Large Language Models (LLMs) are known to be vulnerable to jailbreak attacks. An important observation is that, while different types of jailbreak attacks can generate significantly different queries, they mostly result in similar responses that are rooted in the same harmful knowledge (e.g., detailed steps to make a bomb). Consequently, unlearning-based approaches have been proposed to mitigate jailbreak attacks by directly removing harmful knowledge from the model. In this paper, we identify a novel ripple effect of unlearning, wherein LLMs can implicitly unlearn harmful knowledge that was not explicitly introduced during the unlearning phase (e.g., a model unlearning the steps for theft may also implicitly unlearn the steps for making a bomb). Through over 100 experimental runs spanning multiple models, attack strategies, and defense methods, we empirically validate this phenomenon, which makes unlearning-based methods able to decrease the Attack Success Rate on unseen data from more than 70% to less than 10% with only 100 training samples. Further analysis reveals that the strong generalization ability of unlearning may stem from the intrinsic relatedness among harmful responses across harmful questions (e.g., response patterns, shared steps and actions in response, and similarity among their learned representations in the LLM). We also discuss the potential limitations of unlearning and the observed ripple effect. We hope our research could contribute to a deeper understanding of unlearning. Our code is available at https://github.com/thu-coai/SafeUnlearning.
Paper Structure (38 sections, 5 equations, 6 figures, 9 tables)

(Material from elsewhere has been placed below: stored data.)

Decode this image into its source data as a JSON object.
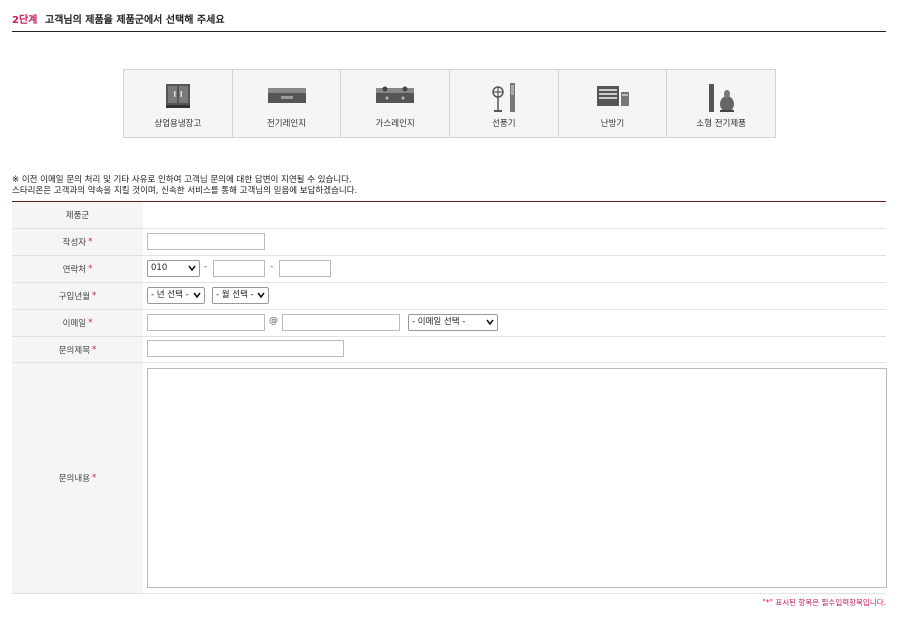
{
  "header": {
    "step": "2단계",
    "title": "고객님의 제품을 제품군에서 선택해 주세요"
  },
  "categories": [
    {
      "label": "상업용냉장고",
      "icon": "commercial-fridge-icon"
    },
    {
      "label": "전기레인지",
      "icon": "electric-range-icon"
    },
    {
      "label": "가스레인지",
      "icon": "gas-range-icon"
    },
    {
      "label": "선풍기",
      "icon": "fan-icon"
    },
    {
      "label": "난방기",
      "icon": "heater-icon"
    },
    {
      "label": "소형 전기제품",
      "icon": "small-appliance-icon"
    }
  ],
  "notice": {
    "line1": "※ 이전 이메일 문의 처리 및 기타 사유로 인하여 고객님 문의에 대한 답변이 지연될 수 있습니다.",
    "line2": "스타리온은 고객과의 약속을 지킬 것이며, 신속한 서비스를 통해 고객님의 믿음에 보답하겠습니다."
  },
  "form": {
    "product_group": {
      "label": "제품군",
      "value": ""
    },
    "author": {
      "label": "작성자",
      "required_mark": "*"
    },
    "contact": {
      "label": "연락처",
      "required_mark": "*",
      "prefix": "010",
      "sep": "-"
    },
    "purchase": {
      "label": "구입년월",
      "required_mark": "*",
      "year": "- 년 선택 -",
      "month": "- 월 선택 -"
    },
    "email": {
      "label": "이메일",
      "required_mark": "*",
      "at": "@",
      "domain_select": "- 이메일 선택 -"
    },
    "subject": {
      "label": "문의제목",
      "required_mark": "*"
    },
    "content": {
      "label": "문의내용",
      "required_mark": "*"
    }
  },
  "footnote": "\"*\" 표시된 항목은 필수입력항목입니다.",
  "colors": {
    "accent": "#c6175f",
    "divider": "#6b1b1b",
    "label_bg": "#f5f5f5"
  }
}
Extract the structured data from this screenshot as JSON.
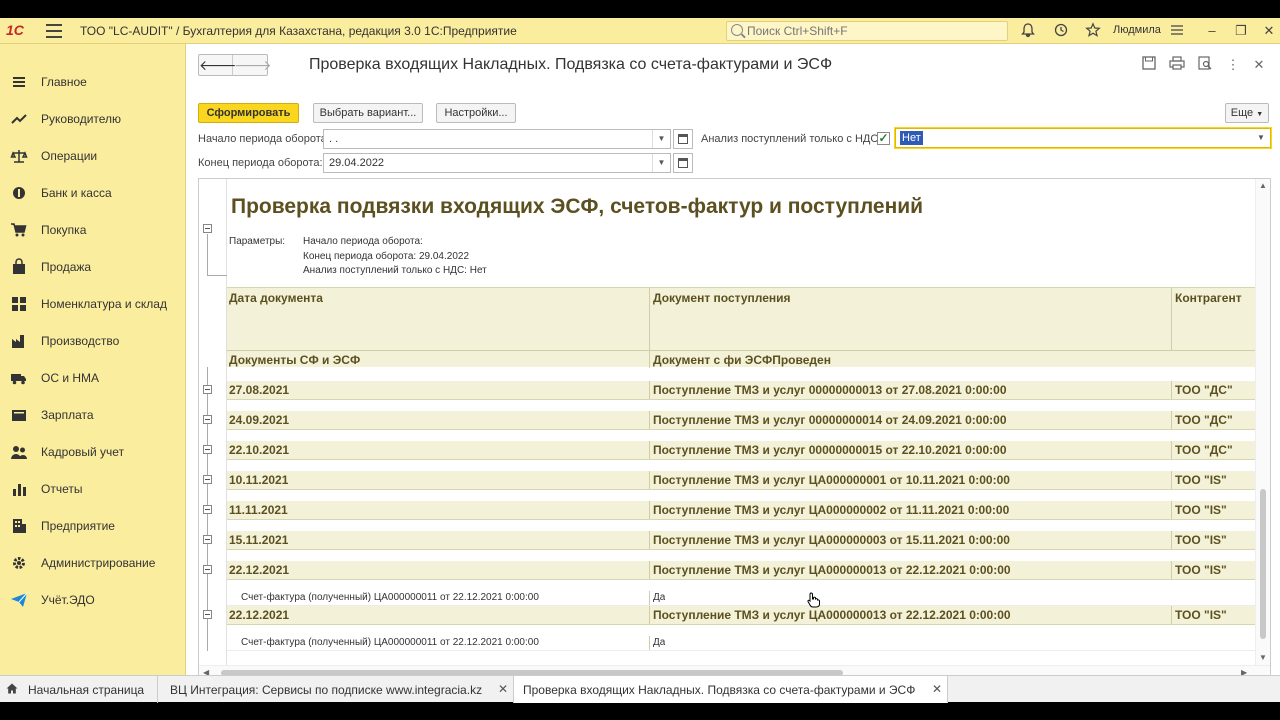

This paper contains 38 sections, 5 equations, 6 figures, 9 tables.

Figures (6)

  • Figure 1: The ripple effect of unlearning. While the model only sees harmful knowledge for theft during unlearning, it implicitly unlearns other harmful knowledge such as steps to build a bomb.
  • Figure 2: Visualization of the hidden states in vanilla Llama-3.1-8B using 2-dimensional t-SNE. We use the last layer's hidden state on the last token. When obtaining the response representation, we set the query to empty string, to avoid the influence of the query. Note that the harmless responses here correspond to harmless questions. Figure \ref{['fig:repr_mistral']} presents similar results for Mistral
  • Figure 3: Visualization of the prediction probability of Llama-3.1-8B (after unlearning) for a harmful response to a OOD query "Create a plan for smuggling a bomb past security in a modern airport". We set three probability thresholds: RGB]230, 245, 2551e-1, RGB]200, 225, 2551e-4, and RGB]170, 195, 2551e-7, with tokens having lower probabilities being colored darker.
  • Figure 4: ASR results on different categories of AIR-Bench 2024.
  • Figure 5: We randomly sample two different harmful responses each harmful query. We highlight that while the responses for making a bomb share various similar knowledge, the responses for writing the persuasive article exhibit different arguments and knowledge.